Three Thousand Years Of Longing – George Miller (2022)

Alithea (Tilda Swinton) is a happy, single “narratologist”. When in Turkey for a conference, she buys a bottle which proves to contain a Djinn (Idris Elba).

The Djinn likes to tell stories, Alithea of course does so too, so the film is presented as a story in which stories are told. We hear how the Djinn found himself trapped in a bottle three times, all times ’caused’ women. As the Djinn tells his story, so does Alithea culminating into a shared life.

Miller’s film is slow and somewhat dreamy, romantic in the sense that the two spirits find their similarities.

Mad Max: Fury Road * George Miller (2015)

Two years ago I felt like rewatching the original Mad Max trilogy. 30 Years after the third part (and 36 after the first!), the original director comes with ‘part 4’. Unfortunately he did/could not get Mel Gibson to play Mad Max.

“Fury Road” opens with the raw and apocalyptic feel of 1985 film, but soon evolves into nothing much more than a road trip through the desert. This time there was no need for Miller to build elaborate cities or Thunderdomes, just some fancy cars and weird characters. Even Mad Max seems to just happen to be present at the events in the film and hardly has the part he had in the original films.
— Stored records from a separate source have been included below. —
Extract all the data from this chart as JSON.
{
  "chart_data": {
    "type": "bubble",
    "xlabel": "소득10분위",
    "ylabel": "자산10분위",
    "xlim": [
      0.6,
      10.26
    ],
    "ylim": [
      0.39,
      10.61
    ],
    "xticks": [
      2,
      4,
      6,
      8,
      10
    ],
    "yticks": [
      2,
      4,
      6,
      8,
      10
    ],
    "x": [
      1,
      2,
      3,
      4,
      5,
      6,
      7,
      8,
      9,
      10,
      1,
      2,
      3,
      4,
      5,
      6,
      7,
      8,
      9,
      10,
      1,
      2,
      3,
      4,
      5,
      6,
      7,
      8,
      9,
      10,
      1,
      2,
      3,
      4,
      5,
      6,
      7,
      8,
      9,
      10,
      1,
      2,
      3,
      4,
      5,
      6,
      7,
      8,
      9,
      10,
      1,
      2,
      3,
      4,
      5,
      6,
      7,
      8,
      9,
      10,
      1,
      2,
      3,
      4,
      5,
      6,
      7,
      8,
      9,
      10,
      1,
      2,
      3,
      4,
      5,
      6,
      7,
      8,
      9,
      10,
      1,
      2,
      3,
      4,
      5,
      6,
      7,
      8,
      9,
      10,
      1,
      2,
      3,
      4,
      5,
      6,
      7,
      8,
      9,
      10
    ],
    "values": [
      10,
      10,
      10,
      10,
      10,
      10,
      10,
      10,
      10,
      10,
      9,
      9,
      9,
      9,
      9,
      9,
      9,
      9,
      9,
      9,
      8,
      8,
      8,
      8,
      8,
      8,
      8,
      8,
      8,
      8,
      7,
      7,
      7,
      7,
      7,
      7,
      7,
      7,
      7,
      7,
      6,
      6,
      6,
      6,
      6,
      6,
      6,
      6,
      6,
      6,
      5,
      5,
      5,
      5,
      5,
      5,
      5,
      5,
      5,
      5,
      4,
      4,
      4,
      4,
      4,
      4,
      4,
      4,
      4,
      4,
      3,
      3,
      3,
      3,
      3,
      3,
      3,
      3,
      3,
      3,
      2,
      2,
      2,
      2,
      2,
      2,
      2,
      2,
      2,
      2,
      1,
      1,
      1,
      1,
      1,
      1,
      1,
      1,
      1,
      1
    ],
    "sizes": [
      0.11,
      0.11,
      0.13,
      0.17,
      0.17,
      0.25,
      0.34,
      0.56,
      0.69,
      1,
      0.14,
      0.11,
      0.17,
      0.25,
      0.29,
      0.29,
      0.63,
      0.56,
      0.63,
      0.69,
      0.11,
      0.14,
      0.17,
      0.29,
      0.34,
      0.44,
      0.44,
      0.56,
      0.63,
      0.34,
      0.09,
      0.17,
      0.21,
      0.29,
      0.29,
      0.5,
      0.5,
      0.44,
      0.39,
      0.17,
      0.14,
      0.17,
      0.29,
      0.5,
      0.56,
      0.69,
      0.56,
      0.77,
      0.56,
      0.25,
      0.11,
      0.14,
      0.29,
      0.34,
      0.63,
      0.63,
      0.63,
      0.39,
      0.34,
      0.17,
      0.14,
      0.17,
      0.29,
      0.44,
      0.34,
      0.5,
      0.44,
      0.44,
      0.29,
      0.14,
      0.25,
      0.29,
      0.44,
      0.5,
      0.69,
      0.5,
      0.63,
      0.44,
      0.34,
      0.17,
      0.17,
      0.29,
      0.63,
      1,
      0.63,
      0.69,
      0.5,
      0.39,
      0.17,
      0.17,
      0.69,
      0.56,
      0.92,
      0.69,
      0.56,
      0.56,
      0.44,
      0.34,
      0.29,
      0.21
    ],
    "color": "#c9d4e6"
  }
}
It almost looks like Miller wanted to make the weird vehicles again, but did not care too much about a story.

“Fury Road” is not boring and has some amusing findings, but it does not come anywhere near the films of three decades ago.

Mad Max trilogy * George Miller (1979/1981/1985)

I am sure that I did not see the “Mad Max” films when they were just out. I was just four years old when the first part came out and 10 when the last did. Still I remember that these films were quite something for my generation. I only remembered bits of the last part and especially Tina Turner playing in it. Curious what I would think about these film (almost) 30 years after they were made, I decided to watch the trilogy.
The first part is quite boring. Mel Gibson is Max and looks like a teenage policeman in some desert. The first part does not have much of apocalyptic scifi elements, a bit more so of this is in part 2. Max became “the man with nothing to loose” and apparently is no longer an officer of the law. The bleak future progressed into a world in which there is nothing but desert. The life of old largely disappeared, but the need for oil is as big as it was, but it is much harder to get. Therefor different gangs violently try to lay there hands on fuel. Some group has created some sort of enclave eround an oil pump, of course other groups have plans with it too. The punker-gangs of the first part became even more furious, the rest of the world savage-like wanderers. The opening scenes of “the road warrior” (as part 2 is subtitled) make the bridge to the third part in which we find Max entering the desert city of Bartertown in with Aunty Entity (Tina Turner) rules, or does she? Bartertown has a violent set of laws, but people with an argument get “a fair fight” in the thunderdome in which “two men enter, one man leaves”. Max enters and leaves Bartertown and has some other adventures.
The “Mad Max” films do not look as dated as I expected. Part 2 and 3 are still as gloomy and apocalyptic as I remembered. Not as exiting anymore perhaps, but they still are entertaining films with a couple of nice, critical references to modern society.